Forand, N.R., DeRubeis, R.J., & Amsterdam, J.D. (2013). Combining medication and psychotherapy in the treatment of major mental disorders. In M.J. Lambert (Ed.) Bergin and Garfield’s handbook of psychotherapy and behaviour change (6th ed.), pp. 735-774. Hoboken, N.J.: Wiley.
This comprehensive chapter covers evidence for combining medication and psychotherapy for several disorders. This month I report on the section of the chapter on depression. Psychotherapy and antidepressant medications appear to have similar efficacy in short-term treatment trials, though psychotherapy has better outcomes than medication in the longer term. Psychotherapeutic treatments including Brief Dynamic Therapy (BDT), Interpersonal Psychotherapy (IPT), and Cognitive Behavioral Therapy (CBT) confer enduring benefit by preventing relapse and recurrence when compared to discontinuing medication.

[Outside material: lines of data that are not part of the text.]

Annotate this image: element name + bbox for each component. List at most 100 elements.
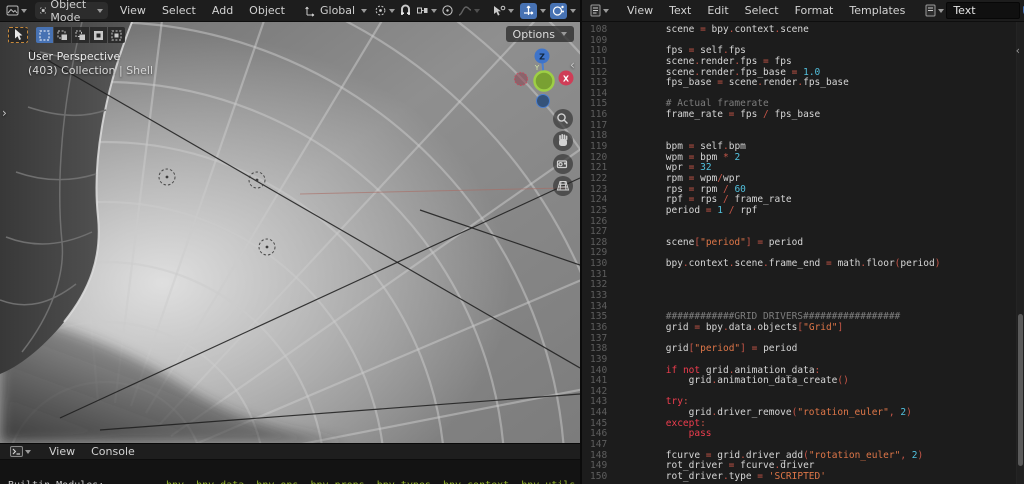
- orientation-label: Global: [320, 4, 356, 17]
- text-menu-format[interactable]: Format: [787, 4, 842, 17]
- 3d-viewport[interactable]: X Z Y Options User Perspective (403) Col…: [0, 22, 580, 443]
- sidebar-collapse-arrow[interactable]: ‹: [570, 58, 575, 72]
- snap-target-icon: [417, 7, 428, 14]
- text-menu-select[interactable]: Select: [737, 4, 787, 17]
- datablock-browse-button[interactable]: [923, 3, 946, 19]
- select-mode-set-button[interactable]: [36, 27, 53, 43]
- select-mode-intersect-button[interactable]: [108, 27, 125, 43]
- menu-select[interactable]: Select: [154, 4, 204, 17]
- code-text: fps_base = scene.render.fps_base: [620, 77, 849, 89]
- proportional-edit-icon: [442, 5, 453, 16]
- line-number: 122: [590, 172, 608, 184]
- console-line: Builtin Modules: bpy, bpy.data, bpy.ops,…: [8, 480, 580, 484]
- code-line: 131: [582, 269, 1016, 281]
- code-text: pass: [688, 428, 712, 440]
- axis-z-label: Z: [539, 53, 545, 62]
- falloff-curve-icon: [458, 5, 472, 16]
- mode-dropdown[interactable]: Object Mode: [35, 0, 108, 24]
- code-line: 132: [582, 280, 1016, 291]
- datablock-icon: [925, 4, 936, 17]
- select-mode-group: [36, 27, 125, 43]
- falloff-dropdown[interactable]: [456, 3, 482, 19]
- console-menu-view[interactable]: View: [41, 445, 83, 458]
- visibility-dropdown[interactable]: [490, 3, 516, 19]
- select-extend-icon: [57, 30, 67, 40]
- snap-toggle[interactable]: [397, 3, 414, 19]
- code-text: rot_driver.type = 'SCRIPTED': [620, 470, 826, 482]
- code-text: grid = bpy.data.objects["Grid"]: [620, 321, 844, 333]
- text-menu-templates[interactable]: Templates: [841, 4, 913, 17]
- code-line: 116 frame_rate = fps / fps_base: [582, 109, 1016, 121]
- code-line: 136 grid = bpy.data.objects["Grid"]: [582, 321, 1016, 334]
- line-number: 125: [590, 204, 608, 216]
- toolbar-expand-arrow[interactable]: ›: [2, 106, 7, 120]
- axis-y: [533, 70, 555, 92]
- proportional-edit-toggle[interactable]: [439, 3, 456, 19]
- code-line: 138 grid["period"] = period: [582, 343, 1016, 355]
- line-number: 111: [590, 55, 608, 67]
- text-editor[interactable]: 108 scene = bpy.context.scene 109 110 fps …: [580, 22, 1024, 484]
- axis-x-label: X: [563, 75, 570, 84]
- tool-settings-row: [8, 27, 125, 43]
- line-number: 150: [590, 470, 608, 482]
- text-menu-text[interactable]: Text: [661, 4, 699, 17]
- select-mode-extend-button[interactable]: [54, 27, 71, 43]
- overlays-toggle[interactable]: [550, 2, 568, 19]
- code-line: 150 rot_driver.type = 'SCRIPTED': [582, 470, 1016, 483]
- orientation-dropdown[interactable]: Global: [299, 2, 372, 19]
- zoom-button[interactable]: [553, 109, 573, 129]
- select-invert-icon: [94, 30, 103, 40]
- pan-button[interactable]: [553, 131, 573, 151]
- tweak-tool-button[interactable]: [8, 27, 28, 43]
- gizmos-toggle[interactable]: [520, 2, 538, 19]
- chevron-down-icon: [361, 8, 368, 13]
- fake-user-toggle[interactable]: [1020, 3, 1024, 19]
- orientation-axis-icon: [305, 6, 315, 17]
- snap-target-dropdown[interactable]: [414, 3, 439, 19]
- object-mode-icon: [40, 7, 47, 14]
- select-mode-subtract-button[interactable]: [72, 27, 89, 43]
- chevron-down-icon: [561, 32, 567, 36]
- code-line: 128 scene["period"] = period: [582, 236, 1016, 249]
- code-line: 108 scene = bpy.context.scene: [582, 24, 1016, 36]
- console-menu-console[interactable]: Console: [83, 445, 143, 458]
- line-number: 139: [590, 353, 608, 365]
- menu-object[interactable]: Object: [241, 4, 293, 17]
- viewport-scene: X Z Y: [0, 22, 580, 443]
- chevron-down-icon: [938, 8, 945, 13]
- console-line-text: bpy, bpy.data, bpy.ops, bpy.props, bpy.t…: [166, 480, 580, 484]
- menu-add[interactable]: Add: [204, 4, 241, 17]
- chevron-down-icon: [96, 8, 103, 13]
- pivot-point-dropdown[interactable]: [372, 3, 397, 19]
- select-mode-invert-button[interactable]: [90, 27, 107, 43]
- text-editor-type-button[interactable]: [588, 3, 611, 19]
- text-menu-view[interactable]: View: [619, 4, 661, 17]
- console-editor-type-button[interactable]: [8, 444, 33, 460]
- scrollbar-track[interactable]: [1016, 22, 1024, 484]
- datablock-name-field[interactable]: Text: [946, 2, 1021, 19]
- select-set-icon: [39, 30, 50, 40]
- pivot-icon: [375, 5, 386, 16]
- menu-view[interactable]: View: [112, 4, 154, 17]
- options-dropdown[interactable]: Options: [505, 26, 574, 42]
- code-line: 133: [582, 290, 1016, 302]
- editor-type-button[interactable]: [4, 3, 29, 19]
- code-text: scene["period"] = period: [620, 236, 804, 248]
- python-console[interactable]: View Console Builtin Modules: bpy, bpy.d…: [0, 443, 580, 484]
- text-editor-icon: [590, 4, 601, 17]
- axis-y-label: Y: [534, 64, 540, 72]
- collection-breadcrumb: (403) Collection | Shell: [28, 64, 154, 77]
- chevron-down-icon: [508, 8, 515, 13]
- code-text: frame_rate = fps / fps_base: [620, 109, 821, 121]
- text-menu-edit[interactable]: Edit: [699, 4, 736, 17]
- code-line: 146 pass: [582, 429, 1016, 440]
- scrollbar-thumb[interactable]: [1018, 314, 1023, 466]
- grid-toggle-button[interactable]: [553, 176, 573, 196]
- blender-window: Object Mode View Select Add Object Globa…: [0, 0, 1024, 484]
- chevron-down-icon: [431, 8, 438, 13]
- gizmo-icon: [524, 5, 534, 15]
- editor-sidebar-collapse-arrow[interactable]: ‹: [1016, 44, 1020, 57]
- console-line-label: Builtin Modules:: [8, 480, 166, 484]
- selectability-visibility-icon: [494, 5, 506, 16]
- camera-view-button[interactable]: [553, 154, 573, 174]
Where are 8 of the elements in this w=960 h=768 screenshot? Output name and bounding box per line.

Antidepressant medication is modestly effective during initial short-term treatments with remission rates less than 50% and long term recurrence range from 40% to 85%. Combining medication with psychotherapy provides a small to moderate short term advantage over monotherapy of medication or psychotherapy. Combining medication and psychotherapy is more useful for when considering chronicity rather than severity of depression. The results are consistent for BDT, IPT, and for CBT. In the longer term, efficacy of combined treatments is not better than either monotherapy. Taken together, the evidence for combined therapy for depression is modestly positive with little evidence that treatments interfere with each other (by contrast, see the March 2013 blog for findings of interference in combined therapy for anxiety disorders). Nevertheless, prolonged continuation of medication monotherapy is an added expense that is often ineffective. In fact, prolonged antidepressant medication maintenance can worsen the course of depressive illness for some, and efficacy tends to fade after 3 to 6 months of maintenance. Finally, there is emerging evidence of progressive tolerance (tachyphylaxis) or even worsening of symptoms during medication maintenance. Studies suggest that psychotherapy added to maintenance medication was associated with decreased relapse rates when compared to medication alone in the longer term.
Practice implications
Combined treatments (antidepressant medication plus psychotherapy) for major depression provide modest incremental improvements in response over monotherapy. Results of combination treatments are better, though still modest, for those with chronic depression. The evidence does not support the use of combined treatments for mild to moderate depression, unless the individual does not responds to initial monotherapy. Practitioners could consider monotherapy (i.e., psychotherapy or medication) first, followed by switching therapy or augmenting therapy for non-responders. If a patient is started on short term monotherapy of medication, practitioners may consider switching to psychotherapy for better long term relapse prevention.